21. Considering the order passed by the learned Executing Court below Exh. 76, it appears that learned Executing Court has not confirmed sale by merely observing that respondent No. 1-third party objector might have some right in property in question. It is to be noted that the claiming right in the property attached/sold and raising such an objection could only be prior to conducting of the auction sale as provided under Order 21, Rule 58 of the C.P.C. Even considering the objections in the application Exh. 76, it is on merits of the judgment and decree and claiming that in the suit, in which the consent decree passed by the competent Court, respondent No. 1-third party has not been joined as a party defendant. Apart from the fact that all those objections came to be considered by the Executing Court earlier, even such objections were not maintainable after proceedings of the auction sale has been completed and when no objections were raised at the time of attachment of the properties in question as required under Order 21, Rule 58 of the C.P.C.

22. Under the circumstances, even considering the application Exh. 76, such objections were not required to be considered at the time of confirmation of the sale and only objections which are required to be considered at that stage (as provided under Order 21, Rule 90 of the C.P.C.) is with respect to irregularity and fraud in conducting the sale proceedings and no other objections.

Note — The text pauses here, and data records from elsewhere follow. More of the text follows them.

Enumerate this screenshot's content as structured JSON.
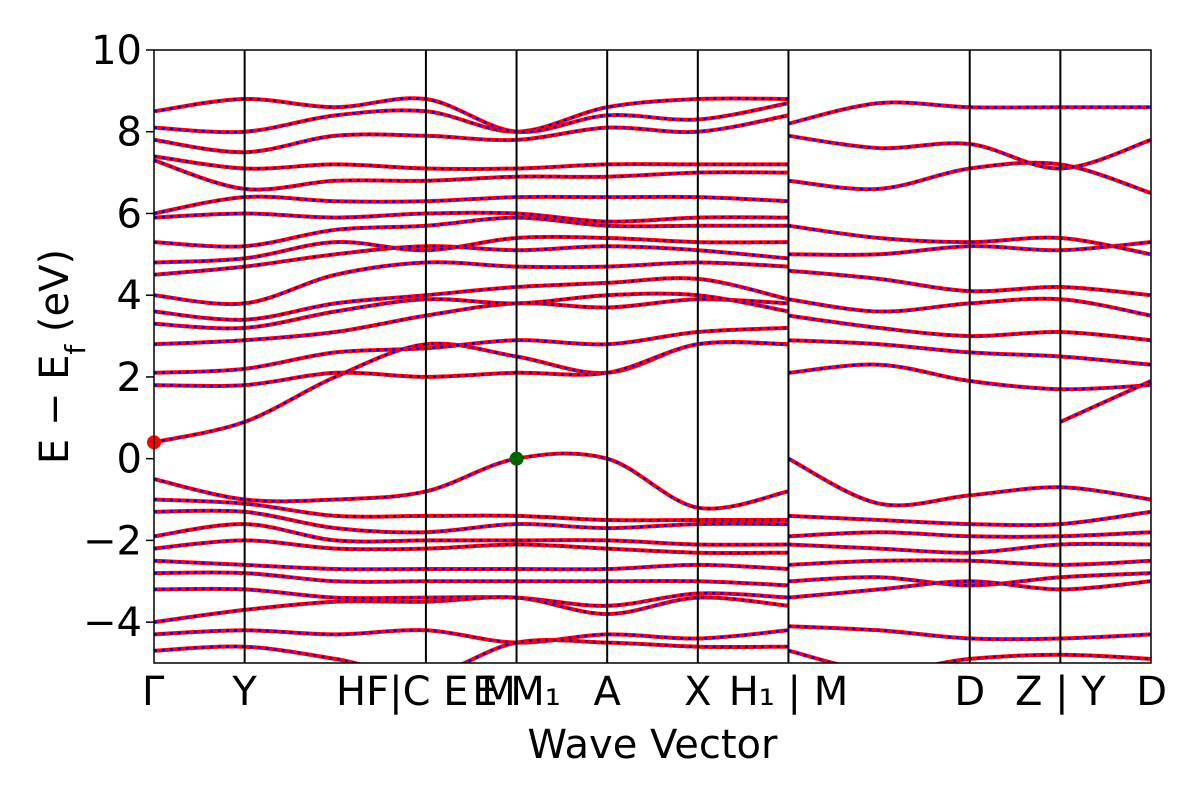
{
  "chart_data": {
    "type": "line",
    "title": "",
    "xlabel": "Wave Vector",
    "ylabel_main": "E − E",
    "ylabel_sub": "f",
    "ylabel_unit": " (eV)",
    "ylim": [
      -5,
      10
    ],
    "yticks": [
      -4,
      -2,
      0,
      2,
      4,
      6,
      8,
      10
    ],
    "ytick_labels": [
      "−4",
      "−2",
      "0",
      "2",
      "4",
      "6",
      "8",
      "10"
    ],
    "kpoints": [
      {
        "pos": 0.0,
        "label": "Γ"
      },
      {
        "pos": 1.0,
        "label": "Y"
      },
      {
        "pos": 3.0,
        "label": "HF|C E M"
      },
      {
        "pos": 4.0,
        "label": "E M₁"
      },
      {
        "pos": 5.0,
        "label": "A"
      },
      {
        "pos": 6.0,
        "label": "X"
      },
      {
        "pos": 7.0,
        "label": "H₁ | M"
      },
      {
        "pos": 9.0,
        "label": "D"
      },
      {
        "pos": 10.0,
        "label": "Z | Y"
      },
      {
        "pos": 11.0,
        "label": "D"
      }
    ],
    "xlim": [
      0,
      11
    ],
    "grid": false,
    "line_colors": {
      "band_primary": "#ff0000",
      "band_dashed": "#0000ff",
      "vertical_lines": "#000000"
    },
    "markers": [
      {
        "x": 4.0,
        "y": 0.0,
        "color": "#006400",
        "label": "VBM"
      },
      {
        "x": 0.0,
        "y": 0.4,
        "color": "#ff0000",
        "label": "CBM"
      }
    ],
    "bands": [
      {
        "name": "",
        "x": [
          0,
          1,
          2,
          3,
          4,
          5,
          6,
          7
        ],
        "y": [
          0.4,
          0.9,
          2.0,
          2.8,
          2.5,
          2.1,
          2.8,
          2.8
        ]
      },
      {
        "name": "",
        "x": [
          7,
          8,
          9,
          10,
          11
        ],
        "y": [
          2.1,
          2.3,
          1.9,
          1.7,
          1.8
        ]
      },
      {
        "name": "",
        "x": [
          10,
          11
        ],
        "y": [
          0.9,
          1.9
        ]
      },
      {
        "name": "",
        "x": [
          0,
          1,
          2,
          3,
          4,
          5,
          6,
          7
        ],
        "y": [
          1.8,
          1.8,
          2.1,
          2.0,
          2.1,
          2.1,
          2.8,
          2.8
        ]
      },
      {
        "name": "",
        "x": [
          0,
          1,
          2,
          3,
          4,
          5,
          6,
          7
        ],
        "y": [
          2.1,
          2.2,
          2.6,
          2.7,
          2.9,
          2.8,
          3.1,
          3.2
        ]
      },
      {
        "name": "",
        "x": [
          0,
          1,
          2,
          3,
          4,
          5,
          6,
          7
        ],
        "y": [
          2.8,
          2.9,
          3.1,
          3.5,
          3.8,
          3.7,
          3.9,
          3.8
        ]
      },
      {
        "name": "",
        "x": [
          0,
          1,
          2,
          3,
          4,
          5,
          6,
          7
        ],
        "y": [
          3.3,
          3.2,
          3.6,
          3.9,
          3.8,
          4.0,
          4.0,
          3.6
        ]
      },
      {
        "name": "",
        "x": [
          0,
          1,
          2,
          3,
          4,
          5,
          6,
          7
        ],
        "y": [
          3.6,
          3.4,
          3.8,
          4.0,
          4.2,
          4.3,
          4.4,
          3.9
        ]
      },
      {
        "name": "",
        "x": [
          0,
          1,
          2,
          3,
          4,
          5,
          6,
          7
        ],
        "y": [
          4.0,
          3.8,
          4.5,
          4.8,
          4.7,
          4.7,
          4.8,
          4.7
        ]
      },
      {
        "name": "",
        "x": [
          0,
          1,
          2,
          3,
          4,
          5,
          6,
          7
        ],
        "y": [
          4.5,
          4.7,
          5.0,
          5.2,
          5.1,
          5.2,
          5.1,
          4.9
        ]
      },
      {
        "name": "",
        "x": [
          0,
          1,
          2,
          3,
          4,
          5,
          6,
          7
        ],
        "y": [
          4.8,
          4.9,
          5.3,
          5.1,
          5.4,
          5.4,
          5.3,
          5.3
        ]
      },
      {
        "name": "",
        "x": [
          0,
          1,
          2,
          3,
          4,
          5,
          6,
          7
        ],
        "y": [
          5.3,
          5.2,
          5.6,
          5.7,
          5.9,
          5.7,
          5.7,
          5.7
        ]
      },
      {
        "name": "",
        "x": [
          0,
          1,
          2,
          3,
          4,
          5,
          6,
          7
        ],
        "y": [
          5.9,
          6.0,
          5.9,
          6.0,
          6.0,
          5.8,
          5.9,
          5.9
        ]
      },
      {
        "name": "",
        "x": [
          0,
          1,
          2,
          3,
          4,
          5,
          6,
          7
        ],
        "y": [
          6.0,
          6.4,
          6.3,
          6.3,
          6.4,
          6.4,
          6.4,
          6.3
        ]
      },
      {
        "name": "",
        "x": [
          0,
          1,
          2,
          3,
          4,
          5,
          6,
          7
        ],
        "y": [
          7.3,
          6.6,
          6.8,
          6.8,
          6.9,
          6.9,
          7.0,
          7.0
        ]
      },
      {
        "name": "",
        "x": [
          0,
          1,
          2,
          3,
          4,
          5,
          6,
          7
        ],
        "y": [
          7.4,
          7.1,
          7.2,
          7.1,
          7.1,
          7.2,
          7.2,
          7.2
        ]
      },
      {
        "name": "",
        "x": [
          0,
          1,
          2,
          3,
          4,
          5,
          6,
          7
        ],
        "y": [
          7.8,
          7.5,
          7.9,
          7.9,
          7.8,
          8.1,
          8.0,
          8.4
        ]
      },
      {
        "name": "",
        "x": [
          0,
          1,
          2,
          3,
          4,
          5,
          6,
          7
        ],
        "y": [
          8.1,
          8.0,
          8.4,
          8.5,
          8.0,
          8.6,
          8.8,
          8.8
        ]
      },
      {
        "name": "",
        "x": [
          0,
          1,
          2,
          3,
          4,
          5,
          6,
          7
        ],
        "y": [
          8.5,
          8.8,
          8.6,
          8.8,
          8.0,
          8.4,
          8.3,
          8.7
        ]
      },
      {
        "name": "",
        "x": [
          7,
          8,
          9,
          10,
          11
        ],
        "y": [
          2.9,
          2.8,
          2.6,
          2.5,
          2.3
        ]
      },
      {
        "name": "",
        "x": [
          7,
          8,
          9,
          10,
          11
        ],
        "y": [
          3.5,
          3.2,
          3.0,
          3.1,
          2.9
        ]
      },
      {
        "name": "",
        "x": [
          7,
          8,
          9,
          10,
          11
        ],
        "y": [
          3.9,
          3.6,
          3.8,
          3.9,
          3.5
        ]
      },
      {
        "name": "",
        "x": [
          7,
          8,
          9,
          10,
          11
        ],
        "y": [
          4.6,
          4.4,
          4.1,
          4.2,
          4.0
        ]
      },
      {
        "name": "",
        "x": [
          7,
          8,
          9,
          10,
          11
        ],
        "y": [
          5.0,
          5.0,
          5.2,
          5.1,
          5.3
        ]
      },
      {
        "name": "",
        "x": [
          7,
          8,
          9,
          10,
          11
        ],
        "y": [
          5.7,
          5.4,
          5.3,
          5.4,
          5.0
        ]
      },
      {
        "name": "",
        "x": [
          7,
          8,
          9,
          10,
          11
        ],
        "y": [
          6.8,
          6.6,
          7.1,
          7.2,
          6.5
        ]
      },
      {
        "name": "",
        "x": [
          7,
          8,
          9,
          10,
          11
        ],
        "y": [
          7.9,
          7.6,
          7.7,
          7.1,
          7.8
        ]
      },
      {
        "name": "",
        "x": [
          7,
          8,
          9,
          10,
          11
        ],
        "y": [
          8.2,
          8.7,
          8.6,
          8.6,
          8.6
        ]
      },
      {
        "name": "",
        "x": [
          0,
          1,
          2,
          3,
          4,
          5,
          6,
          7
        ],
        "y": [
          -0.5,
          -1.0,
          -1.0,
          -0.8,
          0.0,
          0.0,
          -1.2,
          -0.8
        ]
      },
      {
        "name": "",
        "x": [
          7,
          8,
          9,
          10,
          11
        ],
        "y": [
          0.0,
          -1.1,
          -0.9,
          -0.7,
          -1.0
        ]
      },
      {
        "name": "",
        "x": [
          0,
          1,
          2,
          3,
          4,
          5,
          6,
          7
        ],
        "y": [
          -1.0,
          -1.1,
          -1.4,
          -1.4,
          -1.4,
          -1.5,
          -1.5,
          -1.5
        ]
      },
      {
        "name": "",
        "x": [
          0,
          1,
          2,
          3,
          4,
          5,
          6,
          7
        ],
        "y": [
          -1.3,
          -1.3,
          -1.7,
          -1.8,
          -1.6,
          -1.7,
          -1.6,
          -1.6
        ]
      },
      {
        "name": "",
        "x": [
          0,
          1,
          2,
          3,
          4,
          5,
          6,
          7
        ],
        "y": [
          -1.9,
          -1.6,
          -2.0,
          -2.0,
          -2.0,
          -2.0,
          -2.1,
          -2.1
        ]
      },
      {
        "name": "",
        "x": [
          0,
          1,
          2,
          3,
          4,
          5,
          6,
          7
        ],
        "y": [
          -2.2,
          -2.0,
          -2.2,
          -2.2,
          -2.1,
          -2.2,
          -2.3,
          -2.3
        ]
      },
      {
        "name": "",
        "x": [
          0,
          1,
          2,
          3,
          4,
          5,
          6,
          7
        ],
        "y": [
          -2.5,
          -2.6,
          -2.7,
          -2.7,
          -2.7,
          -2.7,
          -2.6,
          -2.7
        ]
      },
      {
        "name": "",
        "x": [
          0,
          1,
          2,
          3,
          4,
          5,
          6,
          7
        ],
        "y": [
          -2.8,
          -2.8,
          -3.0,
          -3.0,
          -3.0,
          -3.0,
          -3.0,
          -3.1
        ]
      },
      {
        "name": "",
        "x": [
          0,
          1,
          2,
          3,
          4,
          5,
          6,
          7
        ],
        "y": [
          -3.2,
          -3.2,
          -3.4,
          -3.4,
          -3.4,
          -3.6,
          -3.3,
          -3.4
        ]
      },
      {
        "name": "",
        "x": [
          0,
          1,
          2,
          3,
          4,
          5,
          6,
          7
        ],
        "y": [
          -4.0,
          -3.7,
          -3.5,
          -3.5,
          -3.4,
          -3.8,
          -3.4,
          -3.6
        ]
      },
      {
        "name": "",
        "x": [
          0,
          1,
          2,
          3,
          4,
          5,
          6,
          7
        ],
        "y": [
          -4.3,
          -4.2,
          -4.3,
          -4.2,
          -4.5,
          -4.3,
          -4.4,
          -4.2
        ]
      },
      {
        "name": "",
        "x": [
          0,
          1,
          2,
          3,
          4,
          5,
          6,
          7
        ],
        "y": [
          -4.7,
          -4.6,
          -4.9,
          -5.3,
          -4.5,
          -4.5,
          -4.6,
          -4.6
        ]
      },
      {
        "name": "",
        "x": [
          7,
          8,
          9,
          10,
          11
        ],
        "y": [
          -1.4,
          -1.5,
          -1.6,
          -1.6,
          -1.3
        ]
      },
      {
        "name": "",
        "x": [
          7,
          8,
          9,
          10,
          11
        ],
        "y": [
          -1.9,
          -1.8,
          -1.9,
          -1.9,
          -1.8
        ]
      },
      {
        "name": "",
        "x": [
          7,
          8,
          9,
          10,
          11
        ],
        "y": [
          -2.1,
          -2.2,
          -2.3,
          -2.1,
          -2.1
        ]
      },
      {
        "name": "",
        "x": [
          7,
          8,
          9,
          10,
          11
        ],
        "y": [
          -2.6,
          -2.5,
          -2.5,
          -2.6,
          -2.5
        ]
      },
      {
        "name": "",
        "x": [
          7,
          8,
          9,
          10,
          11
        ],
        "y": [
          -3.0,
          -2.9,
          -3.1,
          -2.9,
          -2.8
        ]
      },
      {
        "name": "",
        "x": [
          7,
          8,
          9,
          10,
          11
        ],
        "y": [
          -3.4,
          -3.2,
          -3.0,
          -3.2,
          -3.0
        ]
      },
      {
        "name": "",
        "x": [
          7,
          8,
          9,
          10,
          11
        ],
        "y": [
          -4.1,
          -4.2,
          -4.4,
          -4.4,
          -4.3
        ]
      },
      {
        "name": "",
        "x": [
          7,
          8,
          9,
          10,
          11
        ],
        "y": [
          -4.7,
          -5.2,
          -4.9,
          -4.8,
          -4.9
        ]
      }
    ]
  }
}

It is also required to be noted, at this stage, that even the respondent No. 1-third party has never challenged the judgment and decree.

23. In view of the above, considering the application Exh. 76 either all under Order 21, Rule 58 or under Order 21, Rule 90 of the C.P.C., the impugned order passed by the learned Executing Court below Exh. 76 cannot be sustained and the same deserves to be quashed and set aside.

24. For the reasons stated above, Appeal From Order succeeds. The impugned order passed by the learned Executing Court in Special Execution Petition No. 33 of 2000 below Exh. 75 dated 1-11-2006 is hereby quashed and set aside. Learned Executing Court is directed to proceed further with the execution applications and pass further orders in accordance with law and on merits at the earliest as the judgment and decree sought to be executed is passed in the year 2000. Appeal From Order is allowed to aforesaid extent. No costs.

25. In view of allowing Appeal From Order, no further order in Civil Application.